Segundo Rosa, existem relatos de que policiais desligaram câmeras de segurança antes da abordagem.
O Ministério Público da Bahia instaurou um processo para acompanhar as investigações. A Polícia Civil já apura o caso.
A CartaCapital solicitou esclarecimentos à Secretaria de Segurança Pública da Bahia, porém não recebeu respostas. A reportagem também pediu uma posição sobre o caso ao gabinete do governador Jerônimo Rodrigues (PT), sem obter retorno.
Manifestações e intimidações
Vitinho foi enterrado na segunda-feira, 12, em Itabela, com grande movimento. Em seguida, amigos caminharam pelas ruas e locais importantes de Caraíva, carregando cartazes com as seguintes mensagens: “Por que mataram meu amigo?”, “Justiça por Vitinho” e “Vitinho vive”.
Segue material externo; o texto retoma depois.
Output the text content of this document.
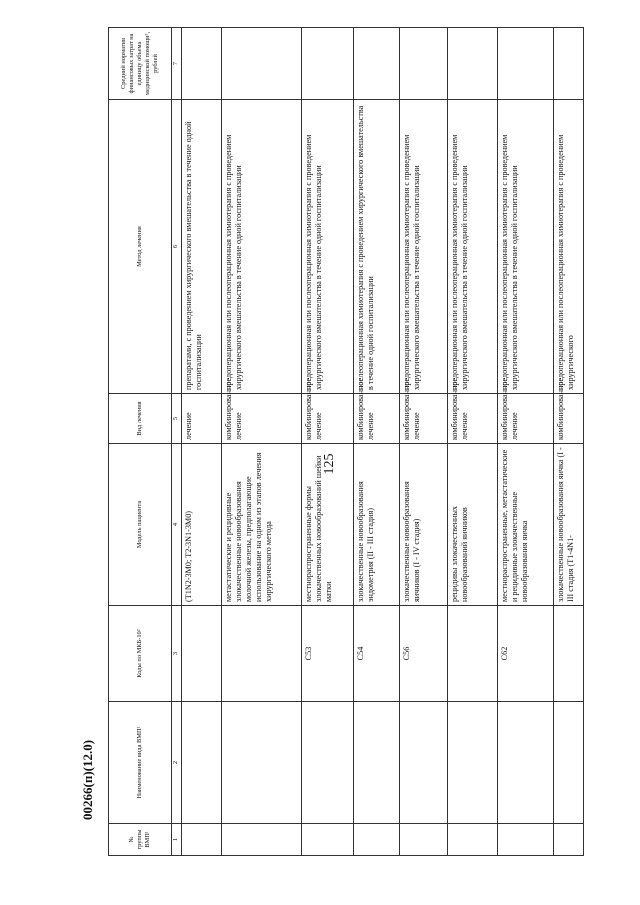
125
00266(п)(12.0)
№ группы ВМП¹	Наименование вида ВМП¹	Коды по МКБ-10²	Модель пациента	Вид лечения	Метод лечения	Средний норматив финансовых затрат на единицу объема медицинской помощи³, рублей
1	2	3	4	5	6	7
			(T1N2-3M0; T2-3N1-3M0)	лечение	препаратами, с проведением хирургического вмешательства в течение одной госпитализации	
			метастатические и рецидивные злокачественные новообразования молочной железы, предполагающие использование на одном из этапов лечения хирургического метода	комбинированное лечение	предоперационная или послеоперационная химиотерапия с проведением хирургического вмешательства в течение одной госпитализации	
		C53	местнораспространенные формы злокачественных новообразований шейки матки	комбинированное лечение	предоперационная или послеоперационная химиотерапия с проведением хирургического вмешательства в течение одной госпитализации	
		C54	злокачественные новообразования эндометрия (II - III стадия)	комбинированное лечение	послеоперационная химиотерапия с проведением хирургического вмешательства в течение одной госпитализации	
		C56	злокачественные новообразования яичников (I - IV стадия)	комбинированное лечение	предоперационная или послеоперационная химиотерапия с проведением хирургического вмешательства в течение одной госпитализации	
			рецидивы злокачественных новообразований яичников	комбинированное лечение	предоперационная или послеоперационная химиотерапия с проведением хирургического вмешательства в течение одной госпитализации	
		C62	местнораспространенные, метастатические и рецидивные злокачественные новообразования яичка	комбинированное лечение	предоперационная или послеоперационная химиотерапия с проведением хирургического вмешательства в течение одной госпитализации	
			злокачественные новообразования яичка (I - III стадия (T1-4N1-	комбинированное	предоперационная или послеоперационная химиотерапия с проведением хирургического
Cidadãos relatam ter sido intimidados por policiais participando da operação, que continuam a patrulhar a área.
O corpo de Vitinho foi encontrado no dia das Mães, com a mãe, Luzia, mais uma negra em prantos pela perda de seu filho. Ele usava o nome da mãe, Luzia, tatuado no peito. Ele era conhecido como Vitinho da Luzia, lamentou Bárbara.
Desejamos transformar o falecimento de Vitinho, que sempre foi uma pessoa revolucionária, em uma luta mais ampla, de reestruturação da Polícia Militar da Bahia, a que mais mata jovens negros no País, criticou a amiga da vítima. “Eles já foram longe demais”.